Speaking of Schwinn, they are one of the reasons that the Allvit became such a huge seller. When the company wanted to move into the "adult" (or at least teen-aged) bicycle market, offering "lightweight" (a relative term, but consider the heavyweight tanks the company was known for) multi-speed bikes, their first successful mass-market offering was the Varsity. That bike was an "8-speed" with a Simplex plunger-type derailleur in its first year, but by 1961, it was a "10-speed" equipped with the Huret Allvit. Soon the company offered a full line of 5- and 10-speed "derailleur" bikes using Schwinn-badged Allvits. For many Americans in the 60s and early 70s, a Schwinn Varsity, or perhaps one of its slightly nicer siblings, such as the Continental, was probably their first "10-speed." According to Berto, for the first half of the 60s, more Schwinn Varsitys were sold in the U.S. than all other derailleur bikes combined. Add to those Schwinn numbers all the other bikes equipped with the Allvit -- from department store clunkers to more "serious" (again, relatively speaking) bikes such as those from Raleigh and some of their subsidiaries, and lots of French manufacturers, and you can see how Huret managed to sell 5 million Allvits by 1965. During that decade and through the bike boom of the early 70s, they were cranking out more than 100,000 each month.
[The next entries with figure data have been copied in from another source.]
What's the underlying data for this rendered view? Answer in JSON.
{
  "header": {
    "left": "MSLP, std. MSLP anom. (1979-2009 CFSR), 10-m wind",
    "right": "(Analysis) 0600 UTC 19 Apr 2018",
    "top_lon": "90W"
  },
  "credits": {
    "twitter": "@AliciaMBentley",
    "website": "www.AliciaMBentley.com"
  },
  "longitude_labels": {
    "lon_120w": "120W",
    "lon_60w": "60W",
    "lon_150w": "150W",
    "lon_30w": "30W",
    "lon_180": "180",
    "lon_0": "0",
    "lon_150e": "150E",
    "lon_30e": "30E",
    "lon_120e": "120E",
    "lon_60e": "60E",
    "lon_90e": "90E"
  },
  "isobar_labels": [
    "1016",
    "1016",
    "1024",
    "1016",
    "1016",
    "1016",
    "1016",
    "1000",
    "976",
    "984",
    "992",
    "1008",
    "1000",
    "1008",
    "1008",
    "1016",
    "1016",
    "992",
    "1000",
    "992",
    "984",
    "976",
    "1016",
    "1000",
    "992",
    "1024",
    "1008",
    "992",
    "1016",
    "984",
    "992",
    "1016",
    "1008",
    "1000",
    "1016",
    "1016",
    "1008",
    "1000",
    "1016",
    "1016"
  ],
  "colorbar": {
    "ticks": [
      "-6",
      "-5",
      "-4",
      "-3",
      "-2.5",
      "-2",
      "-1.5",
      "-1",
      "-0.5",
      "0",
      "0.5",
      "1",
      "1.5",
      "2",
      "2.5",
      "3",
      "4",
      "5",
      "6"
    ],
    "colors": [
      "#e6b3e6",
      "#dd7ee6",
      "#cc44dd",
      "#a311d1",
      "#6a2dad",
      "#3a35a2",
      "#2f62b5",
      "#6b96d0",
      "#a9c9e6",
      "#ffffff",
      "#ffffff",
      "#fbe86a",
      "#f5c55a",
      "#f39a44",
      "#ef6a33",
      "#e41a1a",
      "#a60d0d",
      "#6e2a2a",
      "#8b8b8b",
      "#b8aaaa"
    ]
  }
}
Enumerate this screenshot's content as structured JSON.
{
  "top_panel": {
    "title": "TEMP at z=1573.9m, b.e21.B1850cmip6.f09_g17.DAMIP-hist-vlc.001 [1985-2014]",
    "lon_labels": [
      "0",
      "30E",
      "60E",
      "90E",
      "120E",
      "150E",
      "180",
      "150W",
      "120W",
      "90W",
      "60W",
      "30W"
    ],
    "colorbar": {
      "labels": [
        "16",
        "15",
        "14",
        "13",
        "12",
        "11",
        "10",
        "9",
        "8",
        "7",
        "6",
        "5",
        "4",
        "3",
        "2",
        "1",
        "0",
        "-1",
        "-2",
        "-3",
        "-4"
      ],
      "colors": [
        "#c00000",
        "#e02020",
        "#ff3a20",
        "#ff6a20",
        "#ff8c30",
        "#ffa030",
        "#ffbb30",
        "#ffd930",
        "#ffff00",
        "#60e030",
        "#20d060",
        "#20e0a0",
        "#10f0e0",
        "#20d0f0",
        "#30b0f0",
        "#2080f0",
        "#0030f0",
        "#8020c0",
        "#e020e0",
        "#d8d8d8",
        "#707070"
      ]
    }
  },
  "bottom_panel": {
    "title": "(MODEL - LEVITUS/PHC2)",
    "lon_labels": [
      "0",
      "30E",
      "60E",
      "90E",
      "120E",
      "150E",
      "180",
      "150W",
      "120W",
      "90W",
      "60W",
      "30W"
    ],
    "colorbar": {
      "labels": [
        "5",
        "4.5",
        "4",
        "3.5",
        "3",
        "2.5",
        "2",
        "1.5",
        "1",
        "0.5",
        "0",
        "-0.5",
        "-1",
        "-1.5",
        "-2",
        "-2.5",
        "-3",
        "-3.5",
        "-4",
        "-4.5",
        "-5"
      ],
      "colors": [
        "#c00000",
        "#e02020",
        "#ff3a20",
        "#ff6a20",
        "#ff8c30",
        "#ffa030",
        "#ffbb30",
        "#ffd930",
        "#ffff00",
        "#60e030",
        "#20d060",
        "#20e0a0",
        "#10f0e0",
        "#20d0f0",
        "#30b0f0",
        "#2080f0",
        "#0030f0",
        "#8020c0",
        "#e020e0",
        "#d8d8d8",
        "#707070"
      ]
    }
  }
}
|Seen here in its Schwinn-branded guise, the Allvit |
"Safety" was supposed to let an inexperienced
rider backpedal in the wrong gear without jamming up.
Later versions of the Allvit were beefed up a bit more, which made them heavier, but no less flimsy. A long-cage touring version, dubbed the Super Allvit, was available, but couldn't compete with the SunTour V-GT in price or performance. In the mid-70s, a version known as the "Safety" (or GT-500 in its Schwinn-branded guise) had a massive shroud around the top pulley. Schwinn catalogs called it a "jam-free backpedal cage" and declared that it allowed an inexperience rider to backpedal despite being in the wrong gear. Ummm. . . OK.
In any case, Huret kept making the Allvit as long as Schwinn would keep placing it on bicycles like the Varsity, which means both stayed on the market into the early 80s, long after they were far surpassed by competition from Japan.
|Schwinn Approved, made by Shimano,|
the GT100 was supposed to mimic the
"best" features of the Allvit.
|Sugino's VIC probably shifted OK, but |
one has to wonder why anyone thought
this was a good idea in the mid 1990s.
Some people probably hated them, and I doubt anybody actually loved them, but the Huret Allvit was still an important derailleur, historically speaking. Though it was not a great derailleur, for many Americans, the Allvit was the introduction to derailleur-equipped bicycles.